Signature of Schwinger's pair creation rate via radiation generated in graphene by strong electric current

TL;DR

This paper explores how strong electric currents in graphene induce Schwinger pair creation, leading to distinctive radiation signatures and nonlinear electrical behavior, including a second Ohmic regime caused by radiation friction.

Contribution

It provides a theoretical calculation of the radiation spectrum and analyzes the angular and polarization dependence of emitted photons in graphene under strong electric fields.

Findings

Radiation spectrum depends on electric field strength and current.

Distinctive angular and polarization patterns of emitted photons.

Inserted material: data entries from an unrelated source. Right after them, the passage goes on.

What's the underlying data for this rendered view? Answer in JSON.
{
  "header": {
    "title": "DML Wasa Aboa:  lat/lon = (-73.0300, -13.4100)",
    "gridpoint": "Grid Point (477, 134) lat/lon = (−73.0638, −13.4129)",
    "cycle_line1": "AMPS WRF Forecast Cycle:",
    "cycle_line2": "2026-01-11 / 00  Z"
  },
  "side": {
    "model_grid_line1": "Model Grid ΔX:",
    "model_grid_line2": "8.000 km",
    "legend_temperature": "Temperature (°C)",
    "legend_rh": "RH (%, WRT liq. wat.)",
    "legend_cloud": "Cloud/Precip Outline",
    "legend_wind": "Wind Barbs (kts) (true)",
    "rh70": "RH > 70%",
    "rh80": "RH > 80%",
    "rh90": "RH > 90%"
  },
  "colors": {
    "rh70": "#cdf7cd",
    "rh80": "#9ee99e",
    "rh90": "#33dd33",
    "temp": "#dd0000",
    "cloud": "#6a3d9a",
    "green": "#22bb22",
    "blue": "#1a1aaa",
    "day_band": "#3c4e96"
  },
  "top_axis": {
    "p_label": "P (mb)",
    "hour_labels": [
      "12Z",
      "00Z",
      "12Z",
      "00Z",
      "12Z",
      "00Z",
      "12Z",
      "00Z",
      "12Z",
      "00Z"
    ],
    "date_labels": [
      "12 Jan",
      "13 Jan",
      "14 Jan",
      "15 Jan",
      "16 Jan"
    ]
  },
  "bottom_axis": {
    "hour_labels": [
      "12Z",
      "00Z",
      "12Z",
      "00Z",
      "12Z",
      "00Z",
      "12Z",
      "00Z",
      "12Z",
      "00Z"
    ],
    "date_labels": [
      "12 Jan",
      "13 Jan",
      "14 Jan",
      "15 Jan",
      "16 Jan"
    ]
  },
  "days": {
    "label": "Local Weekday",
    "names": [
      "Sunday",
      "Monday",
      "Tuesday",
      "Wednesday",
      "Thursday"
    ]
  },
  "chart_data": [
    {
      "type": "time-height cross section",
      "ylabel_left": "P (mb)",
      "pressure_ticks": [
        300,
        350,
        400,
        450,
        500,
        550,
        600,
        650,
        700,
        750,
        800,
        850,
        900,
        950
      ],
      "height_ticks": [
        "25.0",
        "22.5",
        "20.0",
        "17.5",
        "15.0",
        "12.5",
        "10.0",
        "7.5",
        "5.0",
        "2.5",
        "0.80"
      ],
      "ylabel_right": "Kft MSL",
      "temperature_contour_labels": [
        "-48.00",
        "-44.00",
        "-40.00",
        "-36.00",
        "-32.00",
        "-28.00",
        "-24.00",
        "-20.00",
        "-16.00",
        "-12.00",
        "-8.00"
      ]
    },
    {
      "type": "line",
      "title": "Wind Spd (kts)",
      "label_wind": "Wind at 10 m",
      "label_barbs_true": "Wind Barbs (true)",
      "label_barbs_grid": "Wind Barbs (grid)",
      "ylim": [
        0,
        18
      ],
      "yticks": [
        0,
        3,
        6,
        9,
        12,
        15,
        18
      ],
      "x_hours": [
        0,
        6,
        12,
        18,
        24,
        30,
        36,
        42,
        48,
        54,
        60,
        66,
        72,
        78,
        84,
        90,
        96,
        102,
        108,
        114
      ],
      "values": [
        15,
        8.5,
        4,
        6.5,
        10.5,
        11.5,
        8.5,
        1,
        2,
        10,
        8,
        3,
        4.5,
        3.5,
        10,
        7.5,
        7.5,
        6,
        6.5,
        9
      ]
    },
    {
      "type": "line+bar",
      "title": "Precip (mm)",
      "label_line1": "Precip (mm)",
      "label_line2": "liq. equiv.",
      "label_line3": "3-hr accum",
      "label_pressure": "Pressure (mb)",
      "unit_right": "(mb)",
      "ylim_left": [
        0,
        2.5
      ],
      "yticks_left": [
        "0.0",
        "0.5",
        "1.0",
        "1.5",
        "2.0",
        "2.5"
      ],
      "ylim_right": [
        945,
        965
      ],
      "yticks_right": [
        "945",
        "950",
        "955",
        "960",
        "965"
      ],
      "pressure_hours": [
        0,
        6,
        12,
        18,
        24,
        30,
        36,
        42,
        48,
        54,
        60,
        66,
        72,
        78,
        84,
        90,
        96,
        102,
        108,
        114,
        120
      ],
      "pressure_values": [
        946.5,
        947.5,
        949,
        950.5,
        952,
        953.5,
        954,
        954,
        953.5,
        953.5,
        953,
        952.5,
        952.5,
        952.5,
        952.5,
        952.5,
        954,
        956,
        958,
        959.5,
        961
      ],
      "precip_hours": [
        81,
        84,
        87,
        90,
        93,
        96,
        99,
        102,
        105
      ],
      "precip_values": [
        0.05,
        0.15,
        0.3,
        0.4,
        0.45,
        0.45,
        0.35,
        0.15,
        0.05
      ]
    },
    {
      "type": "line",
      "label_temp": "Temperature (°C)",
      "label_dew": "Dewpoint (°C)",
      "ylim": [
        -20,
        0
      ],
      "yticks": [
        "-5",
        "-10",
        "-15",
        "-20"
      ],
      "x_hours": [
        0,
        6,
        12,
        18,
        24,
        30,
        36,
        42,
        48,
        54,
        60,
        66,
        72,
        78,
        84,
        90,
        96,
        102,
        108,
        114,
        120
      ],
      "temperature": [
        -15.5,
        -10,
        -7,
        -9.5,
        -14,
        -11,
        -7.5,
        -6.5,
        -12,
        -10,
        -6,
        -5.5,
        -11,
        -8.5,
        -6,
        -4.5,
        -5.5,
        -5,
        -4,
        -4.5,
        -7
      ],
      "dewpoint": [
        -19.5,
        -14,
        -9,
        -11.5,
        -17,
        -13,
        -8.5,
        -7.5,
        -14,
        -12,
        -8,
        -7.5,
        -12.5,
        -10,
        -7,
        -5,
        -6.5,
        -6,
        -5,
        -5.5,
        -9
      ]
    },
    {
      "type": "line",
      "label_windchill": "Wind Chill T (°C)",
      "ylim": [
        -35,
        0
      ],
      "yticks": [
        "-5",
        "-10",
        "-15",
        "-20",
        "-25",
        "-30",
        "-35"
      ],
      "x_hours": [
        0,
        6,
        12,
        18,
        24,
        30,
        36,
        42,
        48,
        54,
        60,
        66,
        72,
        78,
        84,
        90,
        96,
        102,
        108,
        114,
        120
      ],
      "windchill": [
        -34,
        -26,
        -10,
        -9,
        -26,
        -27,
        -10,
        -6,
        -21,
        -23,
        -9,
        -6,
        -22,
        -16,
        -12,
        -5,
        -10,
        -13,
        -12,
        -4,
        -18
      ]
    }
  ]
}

High currents induce a second Ohmic regime via radiation friction.

Abstract

Electron - hole pairs are copuously created by an applied electric field near the Dirac point in graphene or similar 2D electronic systems. It was shown recently that for sufficiently large electric fields and ballistic times the I-V characteristics become strongly nonlinear due to Schwinger's pair creation. Since there is no energy gap the radiation from the pairs' annihilation is enhanced. The spectrum of radiation is calculated. The angular and polarization dependence of the emitted photons with respect to the graphene sheet is quite distinctive. For very large currents the recombination rate becomes so large that it leads to the second Ohmic regime due to radiation friction.